Monday, December 8, 2008

Nothing Makes You Happier Than Living the Gospel

This week has been great. We didn't have any baptisms this Saturday but we've set up several more for the month of December! Also we have a golden family that's just waiting to get married. So basically we're waiting for a matrimonio and the dad, Alberto, needs his papers, so we've been communicating with other missionaries to get his papers from Iquitos. The missionary work is so amazing. Really there´s nothing that makes you happier than living the Gospel, being obedient, and serving the Lord.

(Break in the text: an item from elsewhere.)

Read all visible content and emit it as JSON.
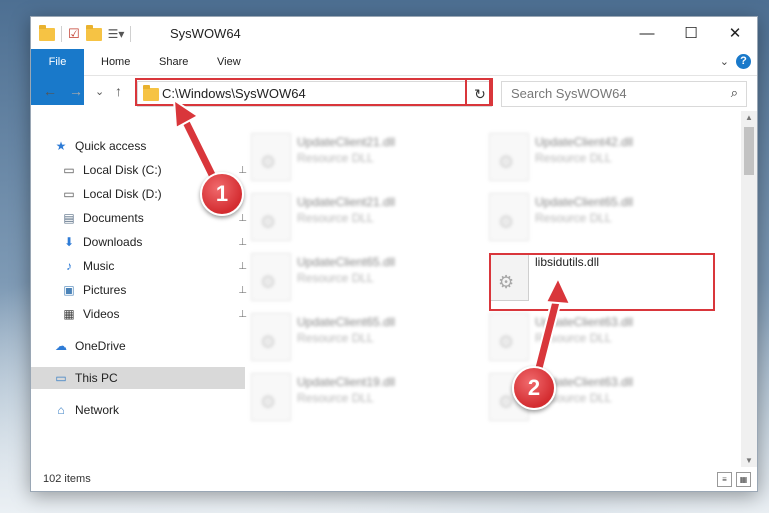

Pucallpa rocks. I'm glad Curtis thinks it's cool there are monkeys here. Because it IS cool. We have a big river in part of our area and there are a bunch of little boats and canoes all over the place. Also I learned that in February and march everything floods and that´s why all the houses are raised up. A ton of our area will be under water so we have to use bridges, and the people use canoes.

The people here are so tight. Everyone's always like GRINGO!!! So it´s a good conversation starter to begin sharing the gospel. Yeah I did English lessons on Saturday. It was great, cause we had two investigators there, and I hear we might have more this Saturday. It´s perfect because they come with members and then we can set up times to meet with them.

I don´t know how much I told you about Gustavo, but he´s a gringo that lives right above us. He teaches English lessons here in Pucallpa. We've only met with him once because of his tight schedule but after the first lesson he was really set. He wants to prepare for baptism, and he knows he needs to change a lot of things in his life. He told us all about his past life, and decisions that have led him to where he is now. Really though, I know when he accepts the gospel in his life his life will only get better.

Here's some info I found on wikipedia about Pucallpa. It provides a technical snapshot on where Elder Layton is serving.

Pucallpa (Quechua: puka hallpa, "red earth") is a city in eastern Peru located on the banks of the Ucayali River, a major tributary of the Amazon River. It is the capital of the Ucayali region, the Coronel Portillo Province and the Calleria District.

Pucallpa was founded in the 1840s by Franciscan missionaries who settled several families of the Shipibo-Conibo ethnic group. For several decades it remained a small settlement as it was isolated from the rest of the country by the Amazon Rainforest and the Andes mountain range. From the 1880s through the 1920s a railway project to connect Pucallpa with the rest of the country via the Ferrocarril Central Andino was started and dropped several time until it was finally abandoned. Pucallpa's isolation finally ended in 1945 with the completion of a highway to Lima through Tingo Maria. The highway allowed the commercialization of regional products to the rest of the country, thus improving the economic outlook of the region and its capital, Pucallpa. However, the heavy rainfalls of the Amazon Rainforest remain a problem as they erode the highway and can even cut it by causing flash floods.

Pucallpa is served by air through the Captain Rolden International Airport and by river through its port Pucallpillo near the center of the city. During the high water season, the floating ports of La Hoyada and Puerto Italia are used for riverine communications. Pucallpa is connected by road to Lima via the cities Huánuco and Cerro de Pasco.